The most reliable measures of valuation we identify are now between 2.6 and 3.0 times their pre-bubble historical norms. No market cycle in history, not even in recent decades, has ended without bringing those measures within 20-40% of those norms (and usually below them). This implies that even a run-of-the-mill completion to the present market cycle can be expected to take the S&P 500 between 45% and 65% lower, even without breaking below historical valuation norms. Likewise, I fully expect that even after dividends, the total return of the S&P 500 over the coming 12-year period will be negative.
“By the completion of this market cycle, I doubt that there will be much talk of the ‘cost’ of getting out too early. The 2000-2002 collapse wiped out the entire total return of the S&P 500 – in excess of Treasury bill returns – all the way back to May 1996. 
The 2007-2009 collapse wiped out the entire total return of the S&P 500 – in excess of Treasury bill returns – all the way back to June 1995. We correctly anticipated the extent of both collapses. 
Frankly, I expect that the completion of the current cycle will wipe out the entire total return of the S&P 500 – in excess of Treasury bills – all the way back to roughly October 1997. 
That outcome would not even require our most reliable measures of valuation to revisit their historical norms. 
If there is something in the financial markets to be particularly optimistic about, it is the prospect of opportunities that will evolve over the completion of the current market cycle. 
The strongest expected market return/risk classifications we identify emerge when a material retreat in valuations is joined by an improvement in market action.” 

DYI: U.S. stock market is massively overvalued by any measure you care to use whether it is sales, earnings or dividends the results are the same: VALUATION MASS INSANITY!
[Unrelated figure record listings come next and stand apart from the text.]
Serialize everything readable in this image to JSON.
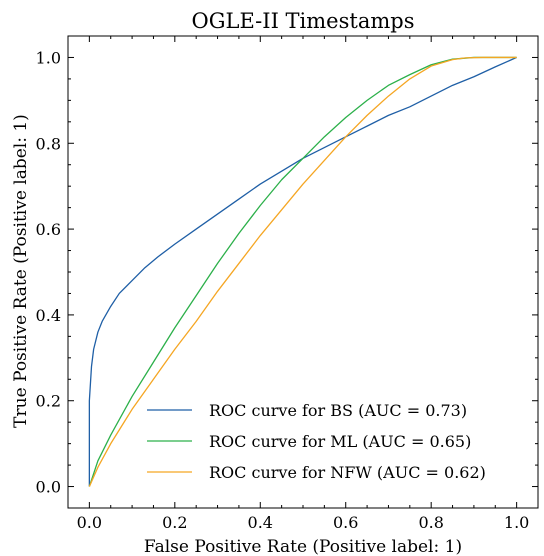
{
  "chart_data": {
    "type": "line",
    "title": "OGLE-II Timestamps",
    "xlabel": "False Positive Rate (Positive label: 1)",
    "ylabel": "True Positive Rate (Positive label: 1)",
    "xlim": [
      -0.05,
      1.05
    ],
    "ylim": [
      -0.05,
      1.05
    ],
    "xticks": [
      0.0,
      0.2,
      0.4,
      0.6,
      0.8,
      1.0
    ],
    "yticks": [
      0.0,
      0.2,
      0.4,
      0.6,
      0.8,
      1.0
    ],
    "xtick_labels": [
      "0.0",
      "0.2",
      "0.4",
      "0.6",
      "0.8",
      "1.0"
    ],
    "ytick_labels": [
      "0.0",
      "0.2",
      "0.4",
      "0.6",
      "0.8",
      "1.0"
    ],
    "grid": false,
    "legend_position": "bottom-right",
    "series": [
      {
        "name": "ROC curve for BS (AUC = 0.73)",
        "color": "#1f5fa6",
        "x": [
          0.0,
          0.0,
          0.005,
          0.01,
          0.02,
          0.03,
          0.05,
          0.07,
          0.1,
          0.13,
          0.16,
          0.2,
          0.25,
          0.3,
          0.35,
          0.4,
          0.45,
          0.5,
          0.55,
          0.6,
          0.65,
          0.7,
          0.75,
          0.8,
          0.85,
          0.9,
          0.95,
          1.0
        ],
        "y": [
          0.0,
          0.2,
          0.28,
          0.32,
          0.36,
          0.385,
          0.42,
          0.45,
          0.48,
          0.51,
          0.535,
          0.565,
          0.6,
          0.635,
          0.67,
          0.705,
          0.735,
          0.765,
          0.79,
          0.815,
          0.84,
          0.865,
          0.885,
          0.91,
          0.935,
          0.955,
          0.978,
          1.0
        ]
      },
      {
        "name": "ROC curve for ML (AUC = 0.65)",
        "color": "#2cb04a",
        "x": [
          0.0,
          0.02,
          0.05,
          0.1,
          0.15,
          0.2,
          0.25,
          0.3,
          0.35,
          0.4,
          0.45,
          0.5,
          0.55,
          0.6,
          0.65,
          0.7,
          0.75,
          0.8,
          0.85,
          0.9,
          0.95,
          1.0
        ],
        "y": [
          0.0,
          0.06,
          0.12,
          0.21,
          0.29,
          0.37,
          0.445,
          0.52,
          0.59,
          0.655,
          0.715,
          0.765,
          0.815,
          0.86,
          0.9,
          0.935,
          0.96,
          0.983,
          0.996,
          1.0,
          1.0,
          1.0
        ]
      },
      {
        "name": "ROC curve for NFW (AUC = 0.62)",
        "color": "#f5a623",
        "x": [
          0.0,
          0.02,
          0.05,
          0.1,
          0.15,
          0.2,
          0.25,
          0.3,
          0.35,
          0.4,
          0.45,
          0.5,
          0.55,
          0.6,
          0.65,
          0.7,
          0.75,
          0.8,
          0.85,
          0.88,
          0.92,
          1.0
        ],
        "y": [
          0.0,
          0.045,
          0.1,
          0.18,
          0.25,
          0.32,
          0.385,
          0.455,
          0.52,
          0.585,
          0.645,
          0.705,
          0.76,
          0.815,
          0.865,
          0.91,
          0.95,
          0.98,
          0.995,
          0.999,
          1.0,
          1.0
        ]
      }
    ]
  }
}
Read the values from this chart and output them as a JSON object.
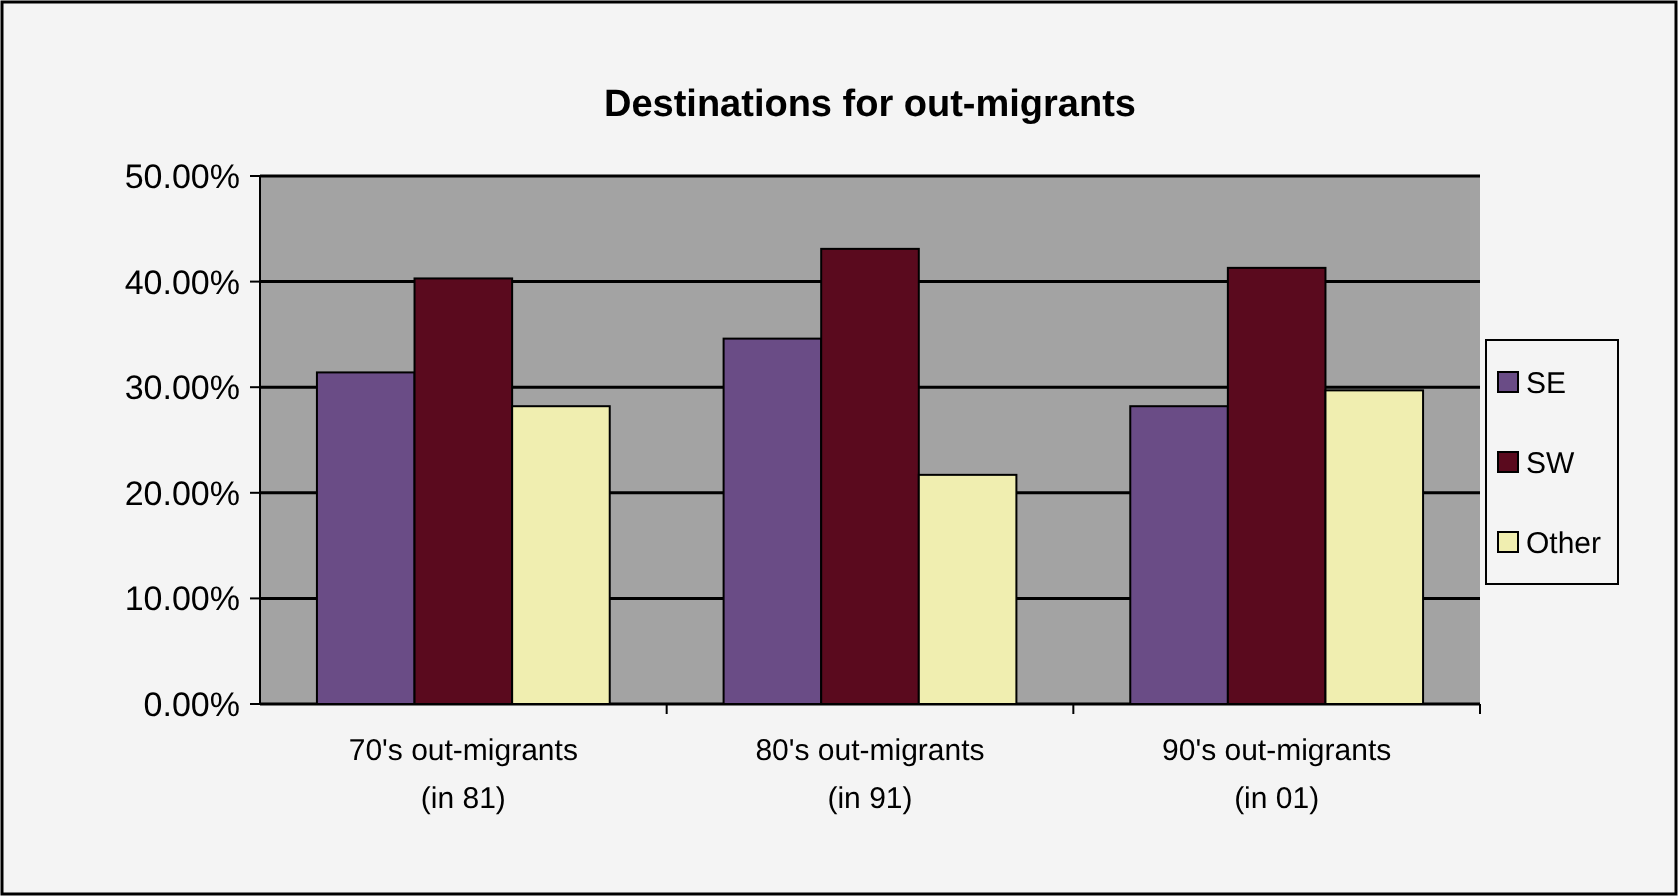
{
  "chart_data": {
    "type": "bar",
    "title": "Destinations for out-migrants",
    "categories": [
      "70's out-migrants\n(in 81)",
      "80's out-migrants\n(in 91)",
      "90's out-migrants\n(in 01)"
    ],
    "series": [
      {
        "name": "SE",
        "color": "#6a4c86",
        "values": [
          31.4,
          34.6,
          28.2
        ]
      },
      {
        "name": "SW",
        "color": "#5a0a1e",
        "values": [
          40.3,
          43.1,
          41.3
        ]
      },
      {
        "name": "Other",
        "color": "#f0eeb0",
        "values": [
          28.2,
          21.7,
          29.7
        ]
      }
    ],
    "ylim": [
      0,
      50
    ],
    "yticks": [
      {
        "value": 0,
        "label": "0.00%"
      },
      {
        "value": 10,
        "label": "10.00%"
      },
      {
        "value": 20,
        "label": "20.00%"
      },
      {
        "value": 30,
        "label": "30.00%"
      },
      {
        "value": 40,
        "label": "40.00%"
      },
      {
        "value": 50,
        "label": "50.00%"
      }
    ],
    "grid": "y",
    "legend": "right"
  }
}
This mass insanity is coalescing around endless wars, unaccounted tax dollars [21 Trillion past 20 years], fake as hell mass shootings, insane politics [Democrat or Republican] along with a psychosis level of propaganda delivered by the main stream media.  This is all reaching a peak level and when the apex arrives a biblical proportion stock/bond market and economic blow off will occur.  God help us!